Quiet Sam’s. The fifth floor of the Central Library has for several years been designated as a quiet study area. No cell phones are allowed and users who don’t cooperate can be asked to leave the floor. Since Sam’s provides such wonderful group space in a noisy area, we felt it only fair to provide a facility of similar quality for our customers who need quiet space. At the end of the summer of 2002, we opened the 14-seat Quiet Sam’s on the fifth floor.

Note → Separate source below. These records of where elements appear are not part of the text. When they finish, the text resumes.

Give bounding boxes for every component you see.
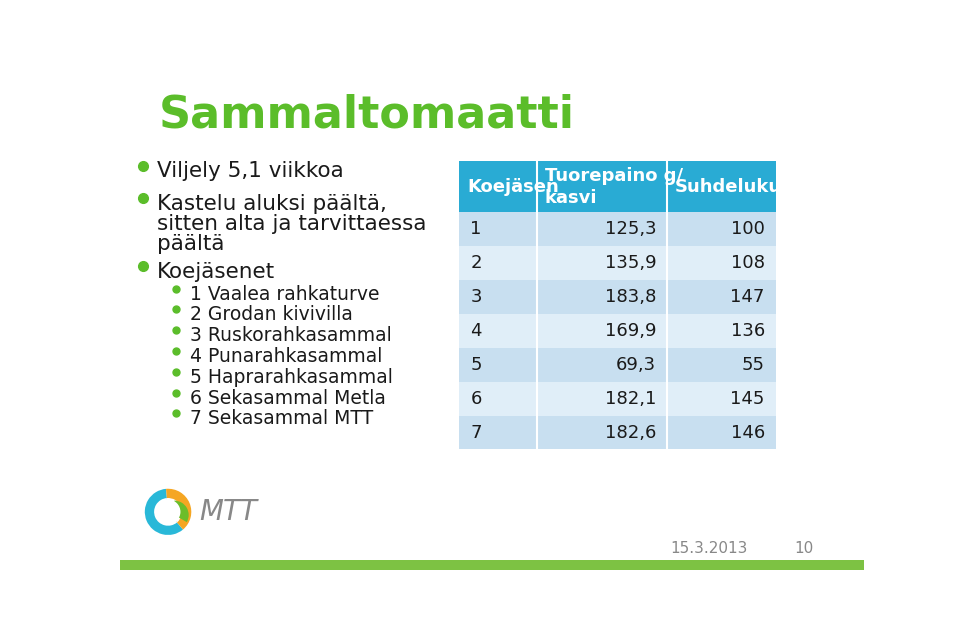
Text: 146: 146 bbox=[731, 424, 765, 442]
Text: 135,9: 135,9 bbox=[605, 254, 657, 272]
Text: MTT: MTT bbox=[199, 498, 257, 526]
Text: 147: 147 bbox=[731, 288, 765, 306]
Text: 6: 6 bbox=[470, 390, 482, 408]
Wedge shape bbox=[166, 489, 191, 529]
Text: 55: 55 bbox=[742, 356, 765, 374]
Text: 1: 1 bbox=[470, 220, 482, 238]
Text: Viljely 5,1 viikkoa: Viljely 5,1 viikkoa bbox=[157, 161, 344, 182]
Text: 6 Sekasammal Metla: 6 Sekasammal Metla bbox=[190, 388, 386, 408]
Text: 169,9: 169,9 bbox=[605, 322, 657, 340]
Text: Koejäsenet: Koejäsenet bbox=[157, 262, 276, 282]
Text: 4 Punarahkasammal: 4 Punarahkasammal bbox=[190, 347, 382, 366]
Text: 5: 5 bbox=[470, 356, 482, 374]
Text: 182,6: 182,6 bbox=[605, 424, 657, 442]
Text: Tuorepaino g/
kasvi: Tuorepaino g/ kasvi bbox=[544, 167, 683, 207]
Text: 108: 108 bbox=[731, 254, 765, 272]
Text: 10: 10 bbox=[794, 541, 813, 556]
Wedge shape bbox=[175, 500, 189, 522]
Text: 4: 4 bbox=[470, 322, 482, 340]
Text: 5 Haprarahkasammal: 5 Haprarahkasammal bbox=[190, 368, 393, 387]
Text: 7: 7 bbox=[470, 424, 482, 442]
Bar bbox=[460, 314, 776, 348]
Text: 145: 145 bbox=[731, 390, 765, 408]
Bar bbox=[460, 348, 776, 381]
Text: 182,1: 182,1 bbox=[605, 390, 657, 408]
Text: Sammaltomaatti: Sammaltomaatti bbox=[158, 93, 575, 137]
Text: 136: 136 bbox=[731, 322, 765, 340]
Text: 7 Sekasammal MTT: 7 Sekasammal MTT bbox=[190, 410, 373, 428]
Text: 2: 2 bbox=[470, 254, 482, 272]
Wedge shape bbox=[155, 498, 177, 525]
Text: 3: 3 bbox=[470, 288, 482, 306]
Wedge shape bbox=[167, 498, 182, 522]
Text: 3 Ruskorahkasammal: 3 Ruskorahkasammal bbox=[190, 326, 392, 345]
Bar bbox=[460, 280, 776, 314]
Text: 69,3: 69,3 bbox=[616, 356, 657, 374]
Bar bbox=[460, 381, 776, 415]
Text: 183,8: 183,8 bbox=[605, 288, 657, 306]
Wedge shape bbox=[145, 489, 183, 535]
Text: 2 Grodan kivivilla: 2 Grodan kivivilla bbox=[190, 305, 352, 324]
Text: 15.3.2013: 15.3.2013 bbox=[670, 541, 748, 556]
Bar bbox=[120, 561, 864, 570]
Bar bbox=[460, 246, 776, 280]
Text: 125,3: 125,3 bbox=[605, 220, 657, 238]
Bar bbox=[460, 212, 776, 246]
Text: Suhdeluku: Suhdeluku bbox=[675, 178, 782, 196]
Text: päältä: päältä bbox=[157, 234, 225, 254]
Text: sitten alta ja tarvittaessa: sitten alta ja tarvittaessa bbox=[157, 214, 426, 234]
Circle shape bbox=[156, 500, 180, 524]
Text: Kastelu aluksi päältä,: Kastelu aluksi päältä, bbox=[157, 194, 387, 214]
Bar bbox=[460, 161, 776, 212]
Text: 1 Vaalea rahkaturve: 1 Vaalea rahkaturve bbox=[190, 285, 379, 304]
Text: 100: 100 bbox=[731, 220, 765, 238]
Bar bbox=[460, 415, 776, 449]
Text: Koejäsen: Koejäsen bbox=[468, 178, 559, 196]
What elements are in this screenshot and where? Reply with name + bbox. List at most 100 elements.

Books and Journals. The last two years have seen significant growth in the Libraries’ holdings of books and journals available for the UTA community. The book budget increased by 54%, from $410,000 to $633,000. The journal budget increased by 20%, from $1,825,000 to $2,193,000. We were able to continue to fund the inflation in journal literature. We added access to thousands of journals in digital formats, many with significant back files. The support of students for increases in the library service fee, increasing enrollments, and a number of successful consortial arrangements were primary enablers for this. The UTA community has never been so information rich. We anticipate reaching our long stated goal of a $750,000 book budget in the 2002/2003 budget year, although that does not account for inflation in the intervening years, but all the same we have made dramatic progress.